10:51 p.m. Originally slated on the agenda to replace Newcombe Clark on the board of the Ann Arbor DDA was Al McWilliams. However, the most-recently updated version of the agenda does not include his name. Al McWilliams is founder of Quack!Media, an ad agency located in downtown Ann Arbor. Quack!Media lists the Ann Arbor Transportation Authority on its website as one of its clients. McWilliams has written advocacy pieces for bicycling on his blog.
Originally slated for nomination to serve on the public art commission was Jeff Hayner. But the most-recently updated version of the nomination list did not include his name. He has filed petitions to run for the Ward 1 city council seat. The Ward 1 city council ballot for November will include incumbent Democrat Sabra Briere, and independents Hayner and Jaclyn Vresics.
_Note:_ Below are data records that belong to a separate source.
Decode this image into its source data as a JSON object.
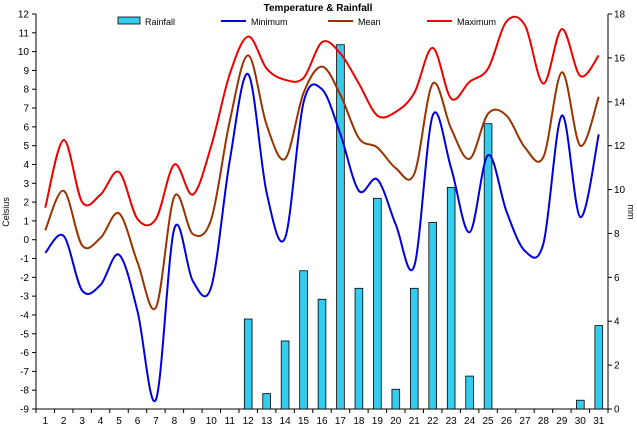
{
  "chart_data": {
    "type": "line",
    "title": "Temperature & Rainfall",
    "ylabel_left": "Celsius",
    "ylabel_right": "mm",
    "ylim_left": [
      -9,
      12
    ],
    "ylim_right": [
      0,
      18
    ],
    "y_ticks_left": [
      "-9",
      "-8",
      "-7",
      "-6",
      "-5",
      "-4",
      "-3",
      "-2",
      "-1",
      "0",
      "1",
      "2",
      "3",
      "4",
      "5",
      "6",
      "7",
      "8",
      "9",
      "10",
      "11",
      "12"
    ],
    "y_ticks_right": [
      "0",
      "2",
      "4",
      "6",
      "8",
      "10",
      "12",
      "14",
      "16",
      "18"
    ],
    "categories": [
      "1",
      "2",
      "3",
      "4",
      "5",
      "6",
      "7",
      "8",
      "9",
      "10",
      "11",
      "12",
      "13",
      "14",
      "15",
      "16",
      "17",
      "18",
      "19",
      "20",
      "21",
      "22",
      "23",
      "24",
      "25",
      "26",
      "27",
      "28",
      "29",
      "30",
      "31"
    ],
    "grid": false,
    "legend_position": "top",
    "series": [
      {
        "name": "Rainfall",
        "kind": "bar",
        "axis": "right",
        "color": "#33ccee",
        "values": [
          0,
          0,
          0,
          0,
          0,
          0,
          0,
          0,
          0,
          0,
          0,
          4.1,
          0.7,
          3.1,
          6.3,
          5.0,
          16.6,
          5.5,
          9.6,
          0.9,
          5.5,
          8.5,
          10.1,
          1.5,
          13.0,
          0,
          0,
          0,
          0,
          0.4,
          3.8
        ]
      },
      {
        "name": "Minimum",
        "kind": "line",
        "axis": "left",
        "color": "#0000dd",
        "values": [
          -0.7,
          0.2,
          -2.7,
          -2.4,
          -0.8,
          -3.8,
          -8.5,
          0.6,
          -2.2,
          -2.5,
          4.2,
          8.8,
          2.5,
          0.1,
          7.3,
          8.0,
          5.6,
          2.6,
          3.2,
          0.8,
          -1.4,
          6.6,
          3.8,
          0.4,
          4.5,
          1.5,
          -0.6,
          -0.2,
          6.6,
          1.2,
          5.6
        ]
      },
      {
        "name": "Mean",
        "kind": "line",
        "axis": "left",
        "color": "#993300",
        "values": [
          0.5,
          2.6,
          -0.3,
          0.1,
          1.4,
          -1.2,
          -3.6,
          2.3,
          0.3,
          1.1,
          6.3,
          9.8,
          6.1,
          4.3,
          7.8,
          9.2,
          7.7,
          5.4,
          4.9,
          3.8,
          3.5,
          8.3,
          5.9,
          4.3,
          6.7,
          6.6,
          4.9,
          4.4,
          8.9,
          5.0,
          7.6
        ]
      },
      {
        "name": "Maximum",
        "kind": "line",
        "axis": "left",
        "color": "#ee0000",
        "values": [
          1.7,
          5.3,
          2.0,
          2.4,
          3.6,
          1.1,
          1.1,
          4.0,
          2.4,
          5.0,
          8.8,
          10.8,
          9.1,
          8.5,
          8.6,
          10.5,
          9.9,
          8.3,
          6.6,
          6.8,
          7.8,
          10.2,
          7.5,
          8.4,
          9.1,
          11.6,
          11.4,
          8.3,
          11.2,
          8.7,
          9.8
        ]
      }
    ]
  }
}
10:51 p.m. Public Commentary. There’s no requirement to sign up in advance for this slot for public commentary.
10:52 p.m. No one speaks.
10:52 p.m. Closed session. The council has voted to go into closed session under Michigan’s Open Meetings Act to discuss pending litigation.
11:08 p.m. The council has emerged from its closed session.
11:08 p.m. Adjournment. We are now adjourned. That’s all from the hard benches.